Reason #1. The kidnapper told Sam he was zapping his image to my computer, so who else's name would he say?

But I doubt the kidnapper is giving him any information pertaining to his rescue, so the chances of his knowing he was even being filmed are pretty slim. Besides, he doesn't know about my...talents, or my weird life, so why would he be calling out to me for help? It's not like he'd expect me to be able to come crashing in and kick his captor's ass-which I would do in a heartbeat, if only I knew where he was. So that brings me to:

Reason #2. He's thinking of me. (Could it be?)

Thinking of me insofar as a guy in hypoglycemic shock (or whatever it's called when diabetics need insulin) who may also be suffering a concussion can think.
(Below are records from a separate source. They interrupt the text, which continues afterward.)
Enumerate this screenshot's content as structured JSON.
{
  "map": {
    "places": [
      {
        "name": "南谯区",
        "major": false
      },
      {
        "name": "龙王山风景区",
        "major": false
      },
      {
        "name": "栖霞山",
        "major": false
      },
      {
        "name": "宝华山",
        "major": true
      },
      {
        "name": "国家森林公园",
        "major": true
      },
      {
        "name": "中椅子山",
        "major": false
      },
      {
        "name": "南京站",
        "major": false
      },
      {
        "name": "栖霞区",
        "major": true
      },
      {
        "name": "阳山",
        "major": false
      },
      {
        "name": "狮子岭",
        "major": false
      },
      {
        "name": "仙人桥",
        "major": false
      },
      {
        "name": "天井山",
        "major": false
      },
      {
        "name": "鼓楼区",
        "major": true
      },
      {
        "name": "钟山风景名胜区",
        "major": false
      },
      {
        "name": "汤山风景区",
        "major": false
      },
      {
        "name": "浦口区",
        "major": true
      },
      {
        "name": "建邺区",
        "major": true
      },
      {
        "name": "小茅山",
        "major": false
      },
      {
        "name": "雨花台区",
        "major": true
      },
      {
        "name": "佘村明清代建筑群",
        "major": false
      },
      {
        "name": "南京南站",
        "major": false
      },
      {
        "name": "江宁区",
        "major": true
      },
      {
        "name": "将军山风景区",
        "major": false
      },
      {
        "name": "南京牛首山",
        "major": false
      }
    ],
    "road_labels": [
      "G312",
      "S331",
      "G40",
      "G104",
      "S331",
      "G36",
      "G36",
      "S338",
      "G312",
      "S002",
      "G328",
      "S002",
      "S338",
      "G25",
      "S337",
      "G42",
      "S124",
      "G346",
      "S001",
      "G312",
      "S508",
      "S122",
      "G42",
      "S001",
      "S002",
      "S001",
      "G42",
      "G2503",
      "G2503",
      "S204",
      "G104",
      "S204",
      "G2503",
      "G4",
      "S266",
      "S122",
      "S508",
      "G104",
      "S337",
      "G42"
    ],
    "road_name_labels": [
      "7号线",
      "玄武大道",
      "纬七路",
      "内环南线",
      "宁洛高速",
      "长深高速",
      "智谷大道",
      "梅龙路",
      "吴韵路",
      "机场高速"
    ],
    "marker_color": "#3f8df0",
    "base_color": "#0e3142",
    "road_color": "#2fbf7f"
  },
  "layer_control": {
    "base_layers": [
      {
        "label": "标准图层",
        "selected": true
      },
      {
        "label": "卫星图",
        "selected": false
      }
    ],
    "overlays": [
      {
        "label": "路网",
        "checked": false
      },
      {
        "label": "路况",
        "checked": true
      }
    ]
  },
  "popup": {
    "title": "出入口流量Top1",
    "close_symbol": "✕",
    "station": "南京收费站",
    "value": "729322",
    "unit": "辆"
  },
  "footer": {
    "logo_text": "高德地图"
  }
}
Like maybe he screamed "Gaia" because Gaia was the first thing that came to his mind.

Gaia. Me. Gaia.

I don't know.

What I do know, though, is this: As long as there's an ounce of strength in my body, I am going to do everything I possibly can to do what that son-of-a-bitch kidnapper challenged me to do.

I'm going to save Sam.

And when I find out who did this to him, I'm going to take the guy down.